Distributed noise addition and infinite divisibility

Differentially private mechanisms often require their implementions to be distributed across multiple parties. One common case is when multiple parties only add a portion of the noise, such that the total noise in the final output is achieved by summing up the noise across multiple parties

This kind of distributed noise addition is used in federated learning protocols like Secure Aggregation, or in contexts like multi-message shuffle protocols (e.g. Balle et al. 2020, Ghazi et al. 2021).

A simplified setting we’ll study in this post is the following:

There are $n$ parties participating in the protocol, each adding some iid random variable to the resulting measurement
We want to analyze the sum of the total noise across parties and we’ll look at cases where only a $\beta = m/n$ (for $m \le n$) fraction of parties add noise, either due to dropout or maliciousness.
In some cases we might look at cases where more than $n$ parties participate, i.e. $\beta > 1$.

Infinite divisibility

The primary tool in our toolbox for mechanism design here is the notion of infinitely divisible probability distributions.

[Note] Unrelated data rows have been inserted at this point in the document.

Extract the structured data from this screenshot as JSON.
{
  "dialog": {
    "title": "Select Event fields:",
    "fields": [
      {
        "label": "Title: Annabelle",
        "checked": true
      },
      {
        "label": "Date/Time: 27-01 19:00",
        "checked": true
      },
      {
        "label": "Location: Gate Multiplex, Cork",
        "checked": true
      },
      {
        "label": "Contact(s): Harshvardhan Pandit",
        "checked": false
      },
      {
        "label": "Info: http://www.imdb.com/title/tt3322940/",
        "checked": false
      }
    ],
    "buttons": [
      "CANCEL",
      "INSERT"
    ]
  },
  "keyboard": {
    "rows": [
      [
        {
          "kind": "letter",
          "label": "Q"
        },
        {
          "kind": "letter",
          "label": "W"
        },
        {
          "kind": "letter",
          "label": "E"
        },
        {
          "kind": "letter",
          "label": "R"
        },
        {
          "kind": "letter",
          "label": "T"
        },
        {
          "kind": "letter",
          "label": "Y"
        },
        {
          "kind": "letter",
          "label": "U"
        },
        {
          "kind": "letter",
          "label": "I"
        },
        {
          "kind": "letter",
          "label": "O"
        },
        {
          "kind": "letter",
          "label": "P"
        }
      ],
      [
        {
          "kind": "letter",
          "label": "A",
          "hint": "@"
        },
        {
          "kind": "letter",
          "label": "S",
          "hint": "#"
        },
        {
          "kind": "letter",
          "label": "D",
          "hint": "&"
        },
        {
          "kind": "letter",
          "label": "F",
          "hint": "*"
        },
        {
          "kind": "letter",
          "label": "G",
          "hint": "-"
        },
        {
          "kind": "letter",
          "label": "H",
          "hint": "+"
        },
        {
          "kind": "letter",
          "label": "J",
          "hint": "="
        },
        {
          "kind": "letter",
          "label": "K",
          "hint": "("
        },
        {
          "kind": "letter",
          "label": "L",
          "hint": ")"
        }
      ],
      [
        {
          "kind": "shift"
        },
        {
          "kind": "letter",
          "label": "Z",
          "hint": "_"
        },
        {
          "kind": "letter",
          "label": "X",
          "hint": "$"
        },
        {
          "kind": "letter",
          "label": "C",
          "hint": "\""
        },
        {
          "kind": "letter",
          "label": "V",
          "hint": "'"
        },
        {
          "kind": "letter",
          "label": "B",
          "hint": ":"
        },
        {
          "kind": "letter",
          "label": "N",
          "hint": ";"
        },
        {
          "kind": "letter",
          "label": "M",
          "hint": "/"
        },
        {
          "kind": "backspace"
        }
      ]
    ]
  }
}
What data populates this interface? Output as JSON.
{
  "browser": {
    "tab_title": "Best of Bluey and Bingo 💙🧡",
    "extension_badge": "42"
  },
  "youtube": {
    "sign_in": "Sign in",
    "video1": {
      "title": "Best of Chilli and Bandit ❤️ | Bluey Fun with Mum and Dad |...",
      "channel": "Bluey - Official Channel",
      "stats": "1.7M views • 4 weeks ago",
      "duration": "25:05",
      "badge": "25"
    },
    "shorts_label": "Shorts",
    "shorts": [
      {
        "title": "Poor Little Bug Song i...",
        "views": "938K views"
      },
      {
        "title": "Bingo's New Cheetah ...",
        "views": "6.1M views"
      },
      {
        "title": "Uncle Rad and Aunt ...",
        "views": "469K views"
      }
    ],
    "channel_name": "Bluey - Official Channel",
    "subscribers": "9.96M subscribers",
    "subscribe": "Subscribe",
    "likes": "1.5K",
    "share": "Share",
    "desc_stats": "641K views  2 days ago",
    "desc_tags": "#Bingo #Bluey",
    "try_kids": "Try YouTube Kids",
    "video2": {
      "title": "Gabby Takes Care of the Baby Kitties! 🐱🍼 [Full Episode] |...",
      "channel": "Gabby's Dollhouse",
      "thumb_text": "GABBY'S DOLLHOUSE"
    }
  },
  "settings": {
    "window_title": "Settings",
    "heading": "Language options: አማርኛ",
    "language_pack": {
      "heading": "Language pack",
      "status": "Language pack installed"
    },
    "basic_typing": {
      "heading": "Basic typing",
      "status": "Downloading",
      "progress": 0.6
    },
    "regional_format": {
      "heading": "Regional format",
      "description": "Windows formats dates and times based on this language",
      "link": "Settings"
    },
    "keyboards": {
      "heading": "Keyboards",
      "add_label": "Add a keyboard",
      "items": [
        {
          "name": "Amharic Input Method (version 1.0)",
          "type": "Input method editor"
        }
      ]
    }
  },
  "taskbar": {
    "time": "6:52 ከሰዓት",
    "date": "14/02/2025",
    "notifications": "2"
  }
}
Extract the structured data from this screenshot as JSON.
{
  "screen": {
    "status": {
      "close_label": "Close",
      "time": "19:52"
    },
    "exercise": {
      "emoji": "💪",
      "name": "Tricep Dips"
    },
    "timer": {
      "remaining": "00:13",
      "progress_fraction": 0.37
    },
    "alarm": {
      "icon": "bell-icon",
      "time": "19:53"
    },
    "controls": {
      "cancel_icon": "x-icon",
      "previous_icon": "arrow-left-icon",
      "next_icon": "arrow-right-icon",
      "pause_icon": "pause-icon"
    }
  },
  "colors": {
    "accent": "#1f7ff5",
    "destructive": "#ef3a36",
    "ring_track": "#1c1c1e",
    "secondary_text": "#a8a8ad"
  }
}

Definition 1: A probability distribution $F$ is infinitely divisible if, for every positive integer $n$, there exists $n$ iid random variables $X_i$ such that $F \sim \sum_{i=1}^n X_i$. Furthermore, $F$ is self-decomposable if it is infinitely divisible and each $X_i$ follows an identical identical distribution family as $F$, just with different shape parameters.

As long as the total noise we want to add is from an infinitely divisible distribution $F$, we can easily split up the noise across $n$ parties who will just sampling from their individual $X_i$ portion.

To handle $\beta$ honest fraction of parties, we will typically try to leverage a distribution that is self-decomposable, so the noise under a $\beta$ fraction is still guaranteed to follow the same distribution family as if all parties added noise. This will make analysis much easier, as often our privacy analyses extend naturally as a distribution’s shape parameters change.

Gaussian noise

We’ll start with an easy warm-up. The most famous infinite divisible and self decomposable distribution is the gaussian.

\[\mathcal{N}(\mu, \sigma^2) = \sum_{i=1}^n \mathcal{N}\left(\frac{\mu}{n}, \frac{\sigma^2}{n}\right)\]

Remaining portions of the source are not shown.